Aier Academy of Ophthalmology, Central South University, Changsha, Hunan Province, 410083, China.
Changsha Aier Eye Hospital, Changsha, Hunan Province, 410015, China.
BMC Ophthalmol. 2024 Nov 25;24(1):509. doi: 10.1186/s12886-024-03781-3.
Retinal vein occlusion (RVO) is a major cause of vision loss. The pathogenesis remains poorly defined although inflammation is known to play a critical role. In this study, we investigated the levels of complement proteins in the aqueous humour and plasma of RVO participants and the relationship between complement levels and retinal pathologies.
The plasma and aqueous humour were collected from 20 treatment-naive RVO and 20 cataract patients. Retinal lesions were examined by fundus stereoscopy and optical coherence tomography angiography. The levels of C1q, C2, C4, C4b, C3, C3b/iC3b, C5, C5a, CFB, CFD, CFI, CFH, and MBL in the plasma and aqueous humour were measured using the Luminex x MAP multiplex assay.
RVO patients had significantly higher levels of C4, C4b, C3b/iC3b, CFB, and CFH in the plasma and aqueous humour compared to controls. The aqueous levels of C1q, C2, C5, C5a, and MBL were also significantly higher in RVO patients than in controls. CRVO patients had higher intraocular levels of C1q, C4, C5, CFI, CFH, and MBL than BRVO patients. C5a was below the detectable limit in the plasma in 18 cataracts and 16 RVO participants. The intraocular levels of C5a positively correlated with C1q, C2, C4, C3, C5, CFB, CFH, and MBL. The intraocular levels of CFD, CFI and MBL positively correlated with CRT, and the levels of C2, C3, C5, CFB, and MBL negatively correlated with the size of the foveal avascular zone. The plasma levels of C4b, C3b/iC3b, and CFD positively correlated with their counterparts in the aqueous humour in cataracts but not in RVO patients. The ratios of aqueous humour/plasma of C1q, C4, C4b, C3b/iC3b, C5, CFB, CFD, CFI, and CFH in the RVO patients were significantly higher than those in the cataract patients.
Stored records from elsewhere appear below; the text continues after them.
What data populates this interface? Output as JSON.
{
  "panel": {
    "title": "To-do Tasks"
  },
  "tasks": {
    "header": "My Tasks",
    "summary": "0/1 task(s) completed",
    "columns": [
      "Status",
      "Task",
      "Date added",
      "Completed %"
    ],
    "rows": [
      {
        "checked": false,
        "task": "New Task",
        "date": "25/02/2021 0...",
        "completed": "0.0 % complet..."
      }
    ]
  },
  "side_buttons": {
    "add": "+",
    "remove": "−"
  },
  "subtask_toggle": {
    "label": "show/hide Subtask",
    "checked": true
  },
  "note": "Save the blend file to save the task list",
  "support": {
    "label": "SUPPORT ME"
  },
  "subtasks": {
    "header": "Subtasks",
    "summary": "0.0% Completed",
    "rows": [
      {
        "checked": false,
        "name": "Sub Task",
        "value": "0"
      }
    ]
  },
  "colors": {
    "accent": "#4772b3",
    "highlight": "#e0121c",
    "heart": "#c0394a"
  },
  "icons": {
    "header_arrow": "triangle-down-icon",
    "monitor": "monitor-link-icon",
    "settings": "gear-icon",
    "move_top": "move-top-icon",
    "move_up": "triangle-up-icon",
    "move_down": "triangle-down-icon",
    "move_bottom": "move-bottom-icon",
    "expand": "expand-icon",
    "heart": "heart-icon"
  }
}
The intraocular complement activation in RVO is mediated by the classical and the alternative pathways and is largely independent of systemic complement activation. Intraocular complement activation may be related to retinal oedema and vascular remodeling in RVO patients.
视网膜静脉阻塞(RVO)是视力丧失的主要原因。尽管炎症被认为起着关键作用,但发病机制仍未明了。在这项研究中,我们检测了 RVO 患者房水和血浆中的补体蛋白水平,并研究了补体水平与视网膜病变之间的关系。
收集 20 名未经治疗的 RVO 患者和 20 名白内障患者的血浆和房水。通过眼底立体镜和光相干断层扫描血管造影检查视网膜病变。使用 Luminex xMAP 多重分析测定血浆和房水中 C1q、C2、C4、C4b、C3、C3b/iC3b、C5、C5a、CFB、CFD、CFI、CFH 和 MBL 的水平。
与对照组相比,RVO 患者的血浆和房水中 C4、C4b、C3b/iC3b、CFB 和 CFH 水平显著升高。C1q、C2、C5、C5a 和 MBL 的房水水平在 RVO 患者中也明显高于对照组。CRVO 患者的眼内 C1q、C4、C5、CFI、CFH 和 MBL 水平高于 BRVO 患者。18 名白内障患者和 16 名 RVO 患者的血浆中 C5a 低于检测下限。C5a 的眼内水平与 C1q、C2、C4、C3、C5、CFB、CFH 和 MBL 呈正相关。眼内 CFD、CFI 和 MBL 水平与 CRT 呈正相关,C2、C3、C5、CFB 和 MBL 水平与黄斑中心凹无血管区的大小呈负相关。白内障患者的血浆 C4b、C3b/iC3b 和 CFD 水平与房水中的相应水平呈正相关,但在 RVO 患者中则无此相关性。RVO 患者房水/血浆中 C1q、C4、C4b、C3b/iC3b、C5、CFB、CFD、CFI 和 CFH 的比值明显高于白内障患者。
RVO 中的眼内补体激活是由经典途径和替代途径介导的,在很大程度上独立于系统性补体激活。眼内补体激活可能与 RVO 患者的视网膜水肿和血管重塑有关。